What should you do if 10 percent of your pension is suddenly deposited into your bank account? That is a question many Dutch people will be asking themselves when they are able in the future to withdraw a part of their accrued assets at once.
The new pension agreement will probably enter into force as of January 1st, 2022. One of the alterations is that people are allowed to withdraw up to 10 percent of their accrued assets at once as soon as they retire. This so-called lumpsum offers more opportunities for pension participants to enjoy their free time sooner. More freedom of choice also entails more questions. For example, if you choose to withdraw a lumpsum, your future pension payments will decrease. And who knows what will happen financially or health-wise in a couple of years?
Trip around the world
Bart Kuijpers, senior researcher at APG Asset Management, investigated the way people are best helped making those choices. The main thing should be, according to him, that this important change is clearly communicated. Opting for a lumpsum now has major consequences later on. “You could use the money to pay off a mortgage or even for a trip around the world. That is great, as long as it doesn’t lead to a pension payment later on that is too low. If you withdraw too much from the pension pot, you might not be able to maintain your desired standard of living in the future. Some participants can afford it, for others it is better not to opt for the lumpsum.”

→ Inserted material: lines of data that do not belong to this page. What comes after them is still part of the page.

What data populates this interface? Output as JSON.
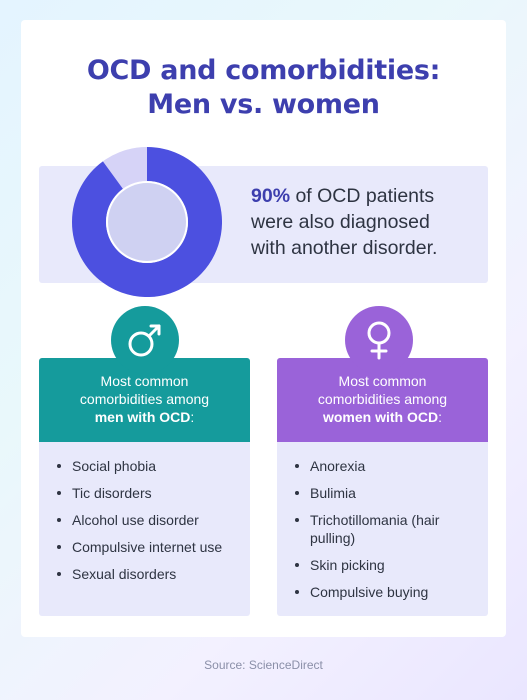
{
  "title": {
    "line1": "OCD and comorbidities:",
    "line2": "Men vs. women"
  },
  "stat": {
    "percent_text": "90%",
    "line1_rest": " of OCD patients",
    "line2": "were also diagnosed",
    "line3": "with another disorder.",
    "percent_value": 0.9
  },
  "men": {
    "icon": "male-symbol-icon",
    "header_line1": "Most common",
    "header_line2": "comorbidities among",
    "header_bold": "men with OCD",
    "header_suffix": ":",
    "items": [
      "Social phobia",
      "Tic disorders",
      "Alcohol use disorder",
      "Compulsive internet use",
      "Sexual disorders"
    ]
  },
  "women": {
    "icon": "female-symbol-icon",
    "header_line1": "Most common",
    "header_line2": "comorbidities among",
    "header_bold": "women with OCD",
    "header_suffix": ":",
    "items": [
      "Anorexia",
      "Bulimia",
      "Trichotillomania (hair pulling)",
      "Skin picking",
      "Compulsive buying"
    ]
  },
  "source": "Source: ScienceDirect",
  "colors": {
    "brand": "#3d3fae",
    "men": "#159b9c",
    "women": "#9a63d9",
    "panel": "#e8e9fb"
  }
}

Kuijpers can imagine that participants with poorer health are more likely to choose for an amount at once. The same applies to people who want to donate money to their (grand)children. “Participants with a good health and no immediate spending purpose are less likely to opt for a lumpsum. They benefit more from a higher pension payment in the longer term.”
The choice to withdraw a lumpsum is indeed entirely different for every participant. After all, we all have different financial needs and possibilities. That is exactly why it is so important for people to be accurately informed. According to Kuijpers, that information can in the first place be found at portals such as mijnpensioenoverzicht.nl and the ‘My’ environments of pensions funds. There are several financial planning tools for a customized advice, such as Helder Overzicht & Inzicht. “These tools allow you later on to easily see the impact of a lumpsum on your future pension payment”, Kuijpers says. “It is obviously also possible to combine those tools with a personal conversation with a pension advisor - always a recommendation.”
The lumpsum may be new to the Netherlands, people in, for example, Great Britain already have five years of experience with this phenomenon. The tax authorities allow the Brits to withdraw a payment up to no less than 25 percent of their pension assets. Smaller pension assets are usually withdrawn at once and people with larger assets often withdraw amounts gradually, Kuijpers knows. “Many participants follow the offered standard option of gradual withdrawal or opt for a lumpsum. Young participants choose for a lumpsum more often, probably because that allows them to stop working sooner or partially prior to the retirement date.”
The Brits mainly use their lumpsum to save (32 percent) or to invest (20 percent), but also for home improvement, a car or vacation (25 percent) or to pay off debts (14 percent). In short, sensible use in the majority of cases. “There are a few examples of people squandering the lumpsum to then rely on social welfare, but that does not happen on a large scale.”
Now or later?
The word squandering is a bit of a delicate subject: to what extent are people capable of making wise financial choices for their future? They are not, is the conclusion of behavioral scientist Dan Ariely. Upon the release of his book Geld en Gedrag (2018) he said in newspaper Trouw: “Unfortunately people are built in a way that we have far less consideration for our future selves than we have for our current selves, that we rather spend money instead of saving it.”
However, the opposite also occurs. Kuijpers knows that Australians, for lack of lifelong payments, often draw upon their pension assets (too) carefully out of fear for an old age in poverty. He furthermore sees most participants in other countries spending their money wisely. “There are always exceptions, and that is why the lumpsum in the Netherlands is maximized to 10 percent and can only be withdrawn on the pension date.”
It continues to be difficult to convince people to think about their pension on time, that is a known fact. We usually only think about it later on. That later awareness is slightly less severe for the lumpsum, Kuijpers explains. “The lumpsum can only be withdrawn on the retirement date. And although we advise not to postpone your choice until the very last moment, there is also no point in choosing years in advance. All kinds of things could still change prior to your retirement, like relocation, illness or divorce.”
The side effect of the introduction of the lumpsum could possibly lead to participants showing more interest in their pension, Kuijpers believes. “They are given a bit more control on the payment thereof.” And, in any case, that is a positive development.